In a Dunedin kind of summer, any warm morning is almost certain to be followed by a stiff breeze off the cold ocean separating you from Antarctica, sucked in by the lifting warming of interior Otago. The short half-life of warmth prompts somewhat more structured adventure: one is motivated to get out into the promise of warmth but without the illusion of extended heat or the punishment of overheating. This is consistent with spring/fall activities of my prior experience, times when I have found it easiest to plan around the possibility of being outside, getting some sunshine and warmth in whatever time of day best allows it, and then retreating inside to get work done with the rest of the time—a rhythm that feels well balanced and measured, overextended into neither lassitude nor action.

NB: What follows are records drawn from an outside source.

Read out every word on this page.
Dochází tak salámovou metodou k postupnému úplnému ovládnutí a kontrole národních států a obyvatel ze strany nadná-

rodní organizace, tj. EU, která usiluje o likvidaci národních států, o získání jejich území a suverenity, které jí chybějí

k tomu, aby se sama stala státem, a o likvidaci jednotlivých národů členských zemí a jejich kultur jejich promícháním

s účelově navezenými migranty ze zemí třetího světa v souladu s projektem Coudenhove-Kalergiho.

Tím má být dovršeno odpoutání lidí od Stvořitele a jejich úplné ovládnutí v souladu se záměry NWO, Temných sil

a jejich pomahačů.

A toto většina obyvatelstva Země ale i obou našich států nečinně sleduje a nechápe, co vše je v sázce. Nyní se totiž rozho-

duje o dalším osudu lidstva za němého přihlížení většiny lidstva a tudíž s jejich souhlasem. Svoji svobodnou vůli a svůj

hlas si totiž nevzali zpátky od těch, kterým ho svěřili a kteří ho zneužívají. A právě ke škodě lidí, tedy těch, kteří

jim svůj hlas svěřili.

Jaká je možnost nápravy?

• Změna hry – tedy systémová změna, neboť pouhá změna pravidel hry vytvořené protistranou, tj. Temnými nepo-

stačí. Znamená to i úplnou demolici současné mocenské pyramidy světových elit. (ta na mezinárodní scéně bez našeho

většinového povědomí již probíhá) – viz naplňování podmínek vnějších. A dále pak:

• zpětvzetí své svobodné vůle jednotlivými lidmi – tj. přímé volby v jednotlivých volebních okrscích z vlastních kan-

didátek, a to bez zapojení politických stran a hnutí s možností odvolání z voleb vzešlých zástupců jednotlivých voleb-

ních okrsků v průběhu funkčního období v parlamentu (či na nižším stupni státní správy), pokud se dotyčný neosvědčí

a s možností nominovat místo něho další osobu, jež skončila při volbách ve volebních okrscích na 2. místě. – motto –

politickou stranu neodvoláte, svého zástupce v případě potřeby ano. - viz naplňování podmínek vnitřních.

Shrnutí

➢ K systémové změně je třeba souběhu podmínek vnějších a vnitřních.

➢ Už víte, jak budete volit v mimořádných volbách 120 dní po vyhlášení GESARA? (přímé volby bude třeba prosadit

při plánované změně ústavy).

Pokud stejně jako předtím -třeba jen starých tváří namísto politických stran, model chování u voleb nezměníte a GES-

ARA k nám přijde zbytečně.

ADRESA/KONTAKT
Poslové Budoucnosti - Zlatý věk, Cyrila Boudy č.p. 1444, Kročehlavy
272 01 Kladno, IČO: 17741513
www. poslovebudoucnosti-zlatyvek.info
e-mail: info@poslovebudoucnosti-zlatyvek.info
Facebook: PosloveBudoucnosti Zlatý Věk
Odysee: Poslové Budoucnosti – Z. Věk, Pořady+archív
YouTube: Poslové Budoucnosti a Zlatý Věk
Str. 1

The summer/winter rhythm, in contrast, often feels like one of allowing catch-up relaxation time contrasted with the holing up of cold months recognized to not be much good for fun. Everyday winter sports like biking or snowshoeing or skiing (even as a commute) are process-intensive enough with their bundling and equipment to feel laborious. And the cold is punishing enough to elicit a constant low-level vigilance. Even on days nice enough to lounge around outside if dressed warmly enough, for example, I’ve had police stop to make sure I wasn’t dead when trying to soak up some sun sitting against a tree in the park. Constant reminders of how not to be killed by the weather require a fair amount of the “hygge” coziness that has become a trendy aspiration of cold winter sojourns.
So as I watch orange, red, and yellow leaves stream off the trees today in the uncertain mid-autumn sunny warmth, I am compelled by ways to build up my measure of phenological equanimity in the face of oncoming winter. Phenology is the study of the signs of seasonal progression, and it was an unusual gift last year to be able to watch these signs without bracing for the onrush of seasonal symptoms one expects next (ice! snow! dryness crinkly with static, dark mornings, afternoons, and long nights and slippery roads). This year, I find myself poking at the edges of this anticipation in a more exploratory way, wondering how to build mitigation by other means than escape.
I remind myself that I already organize my daily commute around sun gathering, and that I own a reasonable trunkful of warm winter clothes. The walking and bike commute may soon be more difficult, but I have just discovered a bus route that stops within two blocks of my home and office. I am looking for some better sources of humidity, and spaces to be active and at ease without a lot of extra clothing this winter. If I could build into my schedule regular sessions working in community greenhouses, pleasant spaces, and sunny places to write, can those feel as ordinary, well-balanced, and un-emergency as staying out of the high sun in summer or keeping the garden weeded?